Теперь нечего было терять времени. Быстро, чтобы орлы не проведали об укрытом олене, я поспешил к Лувену и, к счастью, застал его дома и, к его большой радости, рассказал ему о добытом пантаче. Мы направились туда сокращенным путем крутой падью наверх. Там, на высоте, мы с Лувеном тихо, разглядывая каждый камень, обошли кругом по хребту все плато, и против плиты, чтобы скрыть свой след, при помощи длинной палки я прыгнул вниз и еще раз прыгнул до первого кустика и там притаился в заветрии. Лувен продолжал свой путь по кряжу, а я, утвердив локти и дуло винтовки на камнях, стал ждать. Немного спустя на голубом фоне неба против себя я увидел черный силуэт ползущего зверя: громадная кошка ползла, не подозревая, что я на нее смотрю из-за камня через прорезь винтовки. Лувен, конечно, если бы даже и глядел назад, едва ли бы мог что-нибудь заметить. Когда барс подполз к плите, встал на нее, приподнялся, чтобы поверх большого камня посмотреть на Лувена, я приготовился. Казалось, барс, увидев одного человека вместо двух, растерялся, как бы спрашивая окрестности: «Где же другой?» – и когда, все кругом расспросив, он подозрительно посмотрел на мой куст, я подвел мушку к его переносице и, затаив дыхание, выстрелил. Зверь лег на плиту, опустив голову между лапами, хвост его сделал несколько движений, и все походило теперь, будто он притаился, чтобы сделать свой роковой прыжок.

Какой прекрасный ковер мы добыли, но не этой ценной шкуре обрадовался Лувен: в его таинственной, смешанной с бесчисленными суевериями медицине какую-то важную роль играли сердце леопарда, печень и даже усы. Однако и это все драгоценное он забыл, когда увидел панты убитого оленя.

– Многа-многа лекарства! – говорил он, вырубая панты из черепа вместе с лобовой костью.

И на вопрос мой, почему он не срезает панты с коронок и берет их с костью, ответил:

– Так моя хочет взять три раза больше лекарства.

Ценность пантов, оказалось, бывает в два или три раза больше, если их вырезать с лобовой костью. Те, простые, срезанные с коронок панты идут только на лечение как лекарство, а лобовые панты – игрушка, это подарок, залог семейного счастья, в самых богатых китайских домах они хранятся под стеклянным колпаком; и когда от времени сохранят эти панты только форму, то эта видимость, труха будет подавать хозяину надежду в глубокой старости поднять свою страсть.

– Это панты гуляй-гуляй, – сказал Лувен, – и многа стоят лекарства.

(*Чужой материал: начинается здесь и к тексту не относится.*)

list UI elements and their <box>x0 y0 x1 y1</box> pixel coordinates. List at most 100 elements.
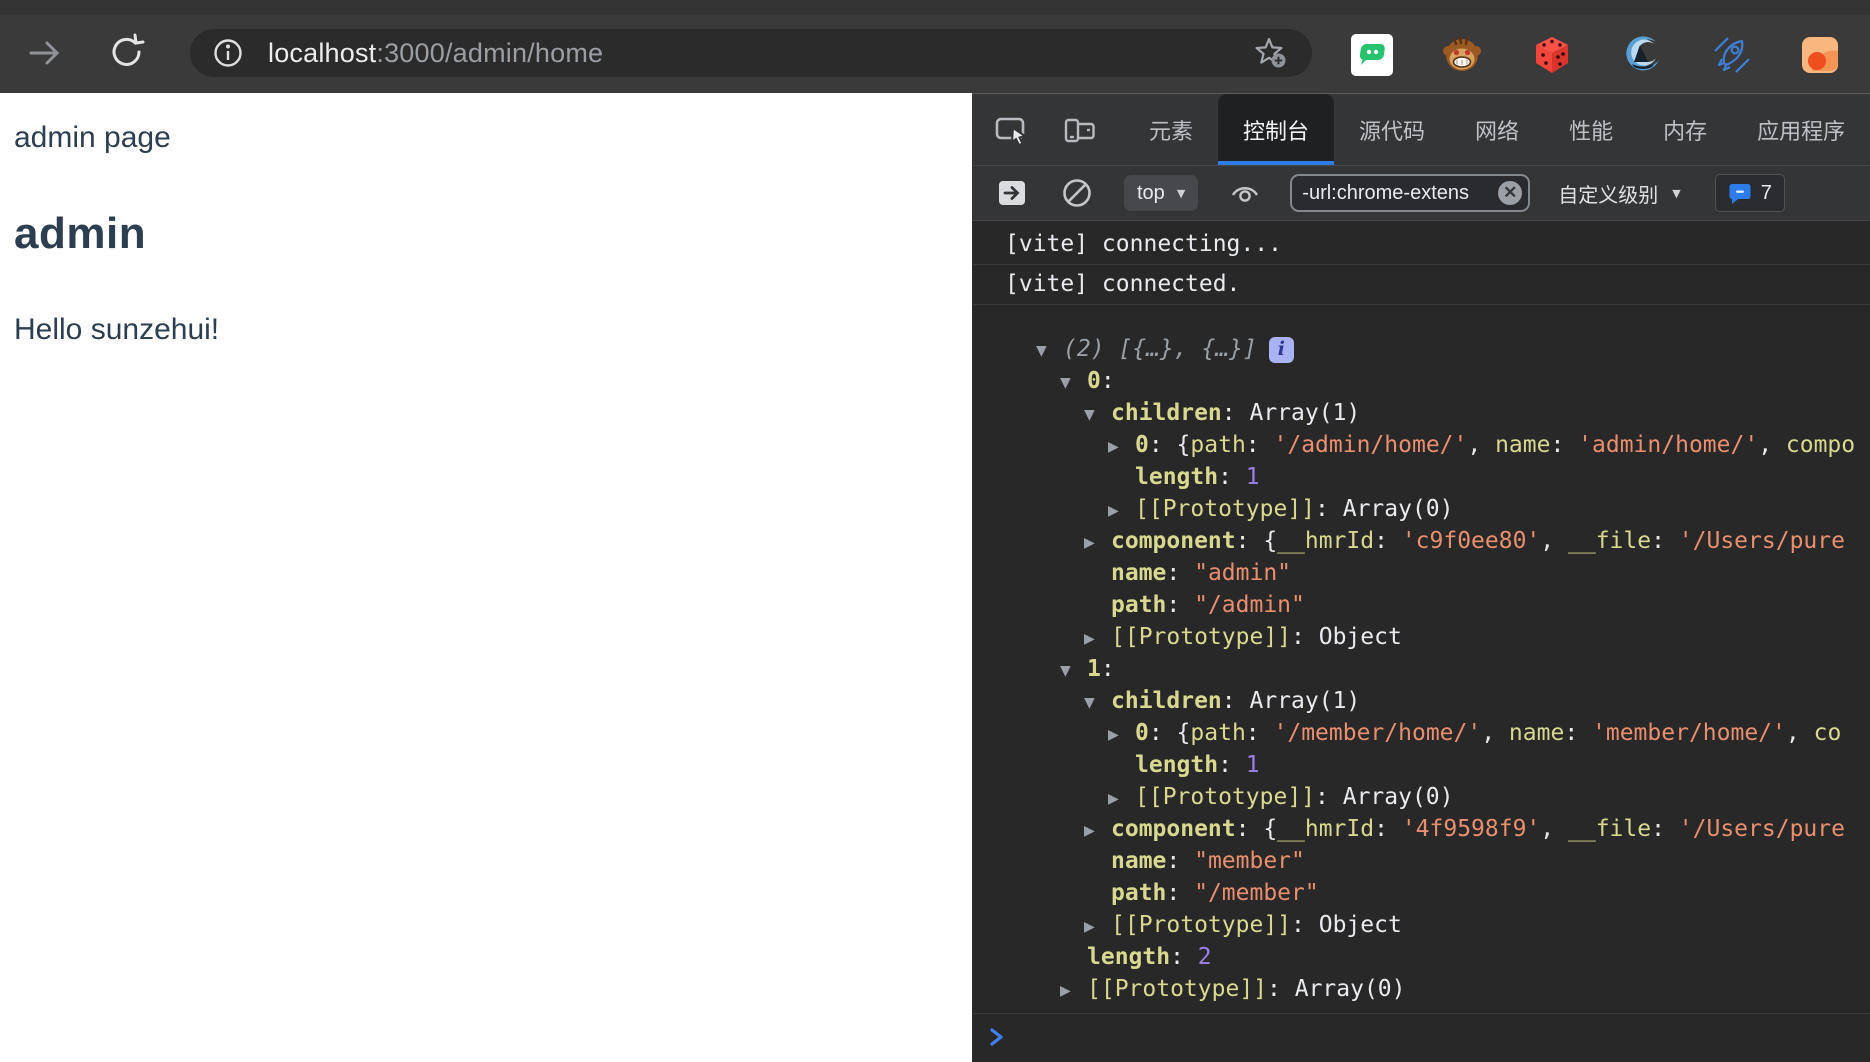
tree-text-segment: Array(0) <box>1342 784 1454 810</box>
tree-text-segment: '/Users/pure <box>1678 816 1845 842</box>
clear-console-icon[interactable] <box>1060 176 1094 210</box>
expand-arrow-icon[interactable]: ▼ <box>1084 687 1111 719</box>
console-tree-row: path: "/member" <box>972 877 1870 909</box>
show-console-sidebar-icon[interactable] <box>996 177 1028 209</box>
tree-text-segment: length <box>1135 464 1219 490</box>
console-tree-row: ▼ children: Array(1) <box>972 397 1870 429</box>
console-tree-row: length: 1 <box>972 749 1870 781</box>
expand-arrow-icon[interactable]: ▼ <box>1084 399 1111 431</box>
live-expression-eye-icon[interactable] <box>1228 176 1262 210</box>
tree-text-segment: (2) [{…}, {…}] <box>1063 336 1257 362</box>
expand-arrow-icon[interactable]: ▶ <box>1108 719 1135 751</box>
context-selector[interactable]: top ▼ <box>1124 175 1199 211</box>
console-prompt[interactable] <box>972 1013 1870 1059</box>
browser-toolbar: localhost:3000/admin/home <box>0 0 1870 93</box>
log-level-value: 自定义级别 <box>1558 184 1659 207</box>
tree-text-segment: name <box>1111 848 1167 874</box>
reload-button[interactable] <box>104 30 150 76</box>
tab-performance[interactable]: 性能 <box>1544 94 1638 165</box>
expand-arrow-icon[interactable]: ▶ <box>1084 911 1111 943</box>
tree-text-segment: 'admin/home/' <box>1578 432 1759 458</box>
tree-text-segment: 'member/home/' <box>1592 720 1786 746</box>
tree-text-segment: component <box>1111 816 1236 842</box>
console-tree-row: length: 1 <box>972 461 1870 493</box>
tree-text-segment: : <box>1100 368 1115 394</box>
value-info-icon[interactable]: i <box>1268 337 1294 363</box>
tab-memory[interactable]: 内存 <box>1638 94 1732 165</box>
tree-text-segment: : <box>1245 720 1274 746</box>
tree-text-segment: 0 <box>1087 368 1101 394</box>
tree-text-segment: , <box>1540 816 1568 842</box>
url-bar[interactable]: localhost:3000/admin/home <box>190 29 1312 77</box>
tree-text-segment: : <box>1291 624 1319 650</box>
tree-text-segment: [[Prototype]] <box>1087 976 1268 1002</box>
console-tree-row: ▶ [[Prototype]]: Array(0) <box>972 781 1870 813</box>
tree-text-segment: : { <box>1235 528 1278 554</box>
tree-text-segment: Array(1) <box>1249 400 1361 426</box>
tree-text-segment: : { <box>1235 816 1278 842</box>
chevron-down-icon: ▼ <box>1176 186 1186 200</box>
console-tree-row: path: "/admin" <box>972 589 1870 621</box>
console-filter-input[interactable] <box>1302 181 1499 205</box>
tab-application[interactable]: 应用程序 <box>1732 94 1870 165</box>
clear-filter-icon[interactable]: ✕ <box>1498 181 1523 205</box>
log-level-selector[interactable]: 自定义级别 ▼ <box>1558 179 1680 208</box>
site-info-icon[interactable] <box>212 37 244 69</box>
tree-text-segment: name <box>1111 560 1167 586</box>
expand-arrow-icon[interactable]: ▶ <box>1084 623 1111 655</box>
expand-arrow-icon[interactable]: ▼ <box>1036 335 1063 367</box>
tab-network[interactable]: 网络 <box>1450 94 1544 165</box>
tree-text-segment: compo <box>1785 432 1856 458</box>
extensions-strip <box>1350 33 1844 77</box>
console-tree-row: ▶ [[Prototype]]: Object <box>972 621 1870 653</box>
console-toolbar: top ▼ ✕ 自定义级别 ▼ 7 <box>972 166 1870 221</box>
tree-text-segment: 1 <box>1245 752 1260 778</box>
device-toolbar-icon[interactable] <box>1062 112 1098 148</box>
url-host: localhost <box>268 37 377 68</box>
window-top-strip <box>0 0 1870 15</box>
url-text: localhost:3000/admin/home <box>268 38 603 69</box>
expand-arrow-icon[interactable]: ▶ <box>1108 783 1135 815</box>
console-tree-row: ▶ 0: {path: '/admin/home/', name: 'admin/… <box>972 429 1870 461</box>
issues-counter[interactable]: 7 <box>1714 174 1785 212</box>
bookmark-star-icon[interactable] <box>1252 34 1290 72</box>
prompt-chevron-icon <box>990 1027 1003 1046</box>
tree-text-segment: : <box>1245 432 1274 458</box>
monkey-extension-icon[interactable] <box>1440 33 1484 77</box>
devtools-tabbar: 元素 控制台 源代码 网络 性能 内存 应用程序 <box>972 94 1870 166</box>
tree-text-segment: 1 <box>1087 656 1101 682</box>
tree-text-segment: : <box>1166 592 1195 618</box>
tree-text-segment: : <box>1651 816 1679 842</box>
expand-arrow-icon[interactable]: ▶ <box>1108 431 1135 463</box>
green-chat-extension-icon[interactable] <box>1350 33 1394 77</box>
rocket-extension-icon[interactable] <box>1710 33 1754 77</box>
chevron-down-icon: ▼ <box>1672 186 1681 200</box>
tab-elements[interactable]: 元素 <box>1124 94 1218 165</box>
tree-text-segment: : <box>1564 720 1593 746</box>
expand-arrow-icon[interactable]: ▶ <box>1084 527 1111 559</box>
orange-blob-extension-icon[interactable] <box>1800 33 1844 77</box>
tree-text-segment: path <box>1111 880 1167 906</box>
tree-text-segment: '/member/home/' <box>1273 720 1482 746</box>
wave-sailboat-extension-icon[interactable] <box>1620 33 1664 77</box>
devtools-tabs: 元素 控制台 源代码 网络 性能 内存 应用程序 <box>1124 94 1870 165</box>
tab-console[interactable]: 控制台 <box>1218 94 1335 165</box>
console-tree-row: ▶ [[Prototype]]: Object <box>972 909 1870 941</box>
tree-text-segment: '/Users/pure <box>1678 528 1845 554</box>
inspect-element-icon[interactable] <box>994 112 1030 148</box>
expand-arrow-icon[interactable]: ▶ <box>1084 815 1111 847</box>
forward-button[interactable] <box>24 33 66 75</box>
expand-arrow-icon[interactable]: ▶ <box>1108 495 1135 527</box>
tree-text-segment: : <box>1315 784 1343 810</box>
issues-bubble-icon <box>1729 184 1751 204</box>
red-dice-extension-icon[interactable] <box>1530 33 1574 77</box>
tab-sources[interactable]: 源代码 <box>1334 94 1450 165</box>
tree-text-segment: length <box>1135 752 1219 778</box>
tree-text-segment: 1 <box>1245 464 1260 490</box>
tree-text-segment: co <box>1813 720 1842 746</box>
tree-text-segment: '/admin/home/' <box>1273 432 1468 458</box>
expand-arrow-icon[interactable]: ▼ <box>1060 655 1087 687</box>
expand-arrow-icon[interactable]: ▼ <box>1060 367 1087 399</box>
expand-arrow-icon[interactable]: ▶ <box>1060 975 1087 1007</box>
page-title: admin <box>14 209 147 258</box>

Как и особенно ценный Жень-шень, гуляй-панты, нарастая в цене, обойдут много разных рук, разных «купеза», пока, наконец, самый богатый и ловкий «машинка» не принесет их к самому сильному мандарину, незаметно сунет их в левый широкий рукав, а правой рукой мандарин сделает для купезы какое-то приятное дело.

– Мандарины тоже машинка? – спросил я.

– Мандарины гуляй-гуляй хочет, – ответил Лувен.

Мы нагрузили на себя мясо оленя, взяли его пятнистую шкуру, драгоценные панты, сердце, печень, усы, ковер леопарда, и, когда, спускаясь с Туманной горы, были против Орлиного Гнезда, посмотрев туда случайно, я увидел там… Мысль моя, незаметно работавшая усиленно в эти часы, получив теперь себе на помощь дорогой материал, стала от этого ясной, и я сам утвердился в себе, и мне стало вдруг почти хорошо.

А увидел я то, что видел Лувен, прожив тут тридцать лет, множество раз: я увидел, как олень-цветок вступала через переузок на пастбище Орлиного Гнезда.

Указав Лувену на ланку, я сообщил ему простой план добывать постоянно много лекарства, и он в совершенном восторге сказал:

– Хоросё, хоросё, капитан!

И это мне было материалом для долгого размышления, и окончательно я и до сих пор того вопроса еще не разрешил: почему именно с того самого момента, когда я сообщил Лувену о своем маленьком открытии, он начал постоянно называть меня капитаном?

VIII

Лувен каким-то способом поймал прекрасного фазана и принес мне его показать.